In the village of Rasquera, between here and Miravet, on the first weekend of May every year they hold their annual Fira Ramadera, which is a livestock fair. Marking the time when the flocks head for the Cardó and Tivissa mountains, and locally known as the goat fair, it captured my attention because where there is goat, they may also be goat cheese.
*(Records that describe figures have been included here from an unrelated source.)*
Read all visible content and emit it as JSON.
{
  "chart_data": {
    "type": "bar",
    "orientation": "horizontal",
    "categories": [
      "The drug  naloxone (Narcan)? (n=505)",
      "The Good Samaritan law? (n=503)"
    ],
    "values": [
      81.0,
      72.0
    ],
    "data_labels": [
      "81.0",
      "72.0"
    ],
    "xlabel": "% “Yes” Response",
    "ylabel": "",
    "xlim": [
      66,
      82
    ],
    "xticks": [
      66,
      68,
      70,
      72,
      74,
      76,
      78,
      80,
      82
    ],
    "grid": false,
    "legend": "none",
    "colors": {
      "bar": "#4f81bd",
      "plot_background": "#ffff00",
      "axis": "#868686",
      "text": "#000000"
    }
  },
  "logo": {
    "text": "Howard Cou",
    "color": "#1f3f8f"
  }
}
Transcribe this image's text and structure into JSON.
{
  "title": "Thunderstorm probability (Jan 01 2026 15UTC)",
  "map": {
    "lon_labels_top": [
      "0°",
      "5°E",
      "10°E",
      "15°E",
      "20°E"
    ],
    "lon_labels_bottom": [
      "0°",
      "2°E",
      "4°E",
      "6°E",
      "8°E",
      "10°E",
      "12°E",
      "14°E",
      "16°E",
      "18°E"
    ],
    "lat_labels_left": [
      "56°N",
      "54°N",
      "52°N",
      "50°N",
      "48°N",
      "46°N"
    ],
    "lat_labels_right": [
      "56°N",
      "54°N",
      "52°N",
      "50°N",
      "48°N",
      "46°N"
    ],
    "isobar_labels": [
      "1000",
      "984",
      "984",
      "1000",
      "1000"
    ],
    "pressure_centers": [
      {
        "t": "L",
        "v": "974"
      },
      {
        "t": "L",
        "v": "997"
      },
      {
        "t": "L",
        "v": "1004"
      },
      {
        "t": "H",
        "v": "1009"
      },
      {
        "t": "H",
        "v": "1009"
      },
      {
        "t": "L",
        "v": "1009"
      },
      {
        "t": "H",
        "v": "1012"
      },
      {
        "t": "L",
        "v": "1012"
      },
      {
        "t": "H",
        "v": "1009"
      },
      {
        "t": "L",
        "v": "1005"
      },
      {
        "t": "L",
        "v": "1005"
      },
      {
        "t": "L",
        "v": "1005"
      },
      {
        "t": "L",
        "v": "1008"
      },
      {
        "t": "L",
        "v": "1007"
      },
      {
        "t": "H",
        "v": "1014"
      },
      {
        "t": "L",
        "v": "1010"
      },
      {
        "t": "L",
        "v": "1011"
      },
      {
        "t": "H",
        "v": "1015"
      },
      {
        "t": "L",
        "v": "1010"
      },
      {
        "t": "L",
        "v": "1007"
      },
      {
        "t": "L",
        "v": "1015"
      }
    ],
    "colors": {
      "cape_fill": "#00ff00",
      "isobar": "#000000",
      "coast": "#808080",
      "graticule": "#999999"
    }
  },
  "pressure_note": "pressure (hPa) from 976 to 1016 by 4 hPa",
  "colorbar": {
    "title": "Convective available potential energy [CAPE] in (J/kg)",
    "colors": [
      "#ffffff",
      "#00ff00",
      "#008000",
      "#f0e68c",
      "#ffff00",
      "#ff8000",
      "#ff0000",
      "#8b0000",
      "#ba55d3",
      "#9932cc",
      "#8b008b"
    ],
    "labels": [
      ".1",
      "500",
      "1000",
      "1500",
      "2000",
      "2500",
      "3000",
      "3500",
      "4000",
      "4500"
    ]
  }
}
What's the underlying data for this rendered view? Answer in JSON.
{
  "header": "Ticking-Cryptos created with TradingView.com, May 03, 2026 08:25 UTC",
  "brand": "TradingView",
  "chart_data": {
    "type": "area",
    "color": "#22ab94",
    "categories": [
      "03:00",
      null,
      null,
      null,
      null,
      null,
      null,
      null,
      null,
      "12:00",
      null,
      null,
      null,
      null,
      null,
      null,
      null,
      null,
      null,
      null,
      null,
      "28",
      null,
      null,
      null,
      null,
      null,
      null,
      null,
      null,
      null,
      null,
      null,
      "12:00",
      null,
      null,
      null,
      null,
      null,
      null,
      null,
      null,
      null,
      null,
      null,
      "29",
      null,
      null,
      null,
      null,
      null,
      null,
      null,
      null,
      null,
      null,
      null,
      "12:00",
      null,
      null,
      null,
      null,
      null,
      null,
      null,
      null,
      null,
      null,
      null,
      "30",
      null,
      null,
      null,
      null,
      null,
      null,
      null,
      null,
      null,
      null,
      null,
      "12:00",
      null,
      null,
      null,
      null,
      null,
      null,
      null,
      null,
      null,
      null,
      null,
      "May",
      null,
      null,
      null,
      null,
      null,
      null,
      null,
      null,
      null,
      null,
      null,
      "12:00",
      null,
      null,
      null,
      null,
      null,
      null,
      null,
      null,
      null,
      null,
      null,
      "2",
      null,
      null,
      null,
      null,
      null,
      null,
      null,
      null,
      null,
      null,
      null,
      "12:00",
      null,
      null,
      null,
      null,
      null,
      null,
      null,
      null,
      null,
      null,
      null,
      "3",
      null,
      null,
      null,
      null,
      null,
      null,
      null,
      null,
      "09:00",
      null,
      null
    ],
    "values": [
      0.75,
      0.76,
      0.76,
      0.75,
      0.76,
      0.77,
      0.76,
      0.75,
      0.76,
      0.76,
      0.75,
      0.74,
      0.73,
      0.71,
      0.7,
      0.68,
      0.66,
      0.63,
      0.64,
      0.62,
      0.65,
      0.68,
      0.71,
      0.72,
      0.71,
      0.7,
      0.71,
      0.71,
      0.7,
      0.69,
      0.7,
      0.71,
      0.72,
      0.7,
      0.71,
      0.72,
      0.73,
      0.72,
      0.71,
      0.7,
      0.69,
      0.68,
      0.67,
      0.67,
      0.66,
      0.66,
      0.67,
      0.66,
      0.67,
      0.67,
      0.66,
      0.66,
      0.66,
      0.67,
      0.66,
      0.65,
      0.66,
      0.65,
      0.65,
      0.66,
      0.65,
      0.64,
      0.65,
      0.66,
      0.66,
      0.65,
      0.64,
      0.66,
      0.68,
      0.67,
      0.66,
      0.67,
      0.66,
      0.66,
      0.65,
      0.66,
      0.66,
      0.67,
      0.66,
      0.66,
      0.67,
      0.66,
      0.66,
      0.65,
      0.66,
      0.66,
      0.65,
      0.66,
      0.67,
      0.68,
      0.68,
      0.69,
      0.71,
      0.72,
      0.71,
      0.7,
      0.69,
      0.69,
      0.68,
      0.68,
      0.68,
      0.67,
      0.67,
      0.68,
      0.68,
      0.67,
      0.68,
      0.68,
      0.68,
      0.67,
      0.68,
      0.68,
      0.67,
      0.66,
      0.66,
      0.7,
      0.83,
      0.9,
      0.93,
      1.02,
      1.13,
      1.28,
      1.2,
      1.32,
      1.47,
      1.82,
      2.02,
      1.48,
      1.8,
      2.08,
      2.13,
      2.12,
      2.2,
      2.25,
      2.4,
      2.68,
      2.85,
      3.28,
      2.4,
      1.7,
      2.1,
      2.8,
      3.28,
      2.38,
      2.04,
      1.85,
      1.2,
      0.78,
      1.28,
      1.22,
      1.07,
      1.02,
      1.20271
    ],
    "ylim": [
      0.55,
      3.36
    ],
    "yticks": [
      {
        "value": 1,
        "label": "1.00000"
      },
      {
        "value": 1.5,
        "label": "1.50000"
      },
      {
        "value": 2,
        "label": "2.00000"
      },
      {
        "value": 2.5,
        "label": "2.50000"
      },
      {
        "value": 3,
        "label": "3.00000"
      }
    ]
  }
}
Ramat means livestock, and although Catalunya has dairy and beef industries, they are located in the north (Girona), and west (Lleida). Here, in the more arid south, you find pigs, goats, and sheep. In Catalunya (and maybe all of Spain) most of the livestock industry is relatively small scale and family run. I recently read in Temple Grandin’s book Animals Make Us Human that Europe does much better in providing decent living and slaughter conditions for its commercial animals (with the exception of chickens) than the U.S. does. And in fact, that fits with my own general impression. Although they may exist, in all the nine years that I’ve lived here I have never seen huge stockyards here like the ones in Coalinga in central California, and when there is a news story having to do with livestock, you always see a relatively small, family-run business.
Herding goats or sheep is not a big money-maker and even though there are many people who are not driven to get rich, as time goes by, fewer people are doing it, especially fewer young people. To give the vocation a boost, the Generalitat has recently instituted programs to train young people so that those herders who do not have children to take over, might find a stranger to do it when the time comes and thus the landscape will remain dotted with sheep and goats and the food supply will continue to be locally produced.
One of the more charming things about Catalunya is that there are shepherds and goatherds with small flocks, sometimes going this way and that along the roads. You might see them when you drive outside the cities, and I could even see them out the window from our apartment in Tarragona, being situated as we were near the edge of town. There are also a few small herds on the outer fringe of Barcelona, sometimes taken by their shepherds to graze in the large open space park of Collserola that borders the back of the city, as Tilden Park does in Berkeley. Pigs are a different story. They are always located outside of town, but I have felt the odor in town when the wind was blowing the wrong way.
The oldest signs of human life at Rasquera are the 6,500 – 10,000-year-old cave paintings. It was an Iberian settlement before the Romans came, and its first civic document dates from 1153 when Ramon Berenguer IV gave Rasquera to the Templars, whose castle was in Miravet. Increasing from its first recorded population of 14 souls in 1497, it rose to its height of 1542 people in 1910 and has eased back down to 955 at the latest count. It’s primary economic activity is agriculture: vineyards, olive trees, some fruit trees (it is typical of the houses in the village to have open attics for the drying of figs), and breeding and raising of goats and sheep, most notably the Cabra Blanca (white goat), a breed native to Rasquera.
In Rasquera, before leaving for their summer pasture, the animals are herded into pens at the edge of the village, and people come from all around to admire them. In addition to the gathering of the flocks and display of a few prime examples in individual pens, there was also a section at the fair for artisan products, both food and handcrafts. Of course I was mostly interested in the stands with artisan-made goat cheeses. Spain has a lot of wonderful food, but it does not produce nor offer a wide selection of cheeses. Spanish varieties are few -- usually hard cheeses -- and they import almost none. So, while I love spotting the sheep and goats when I’m out and about in Catalunya, and I love the feeling they give me of an earlier time and a more simple life, I do miss the countless wonderful cheeses from the Cheeseboard in Berkeley.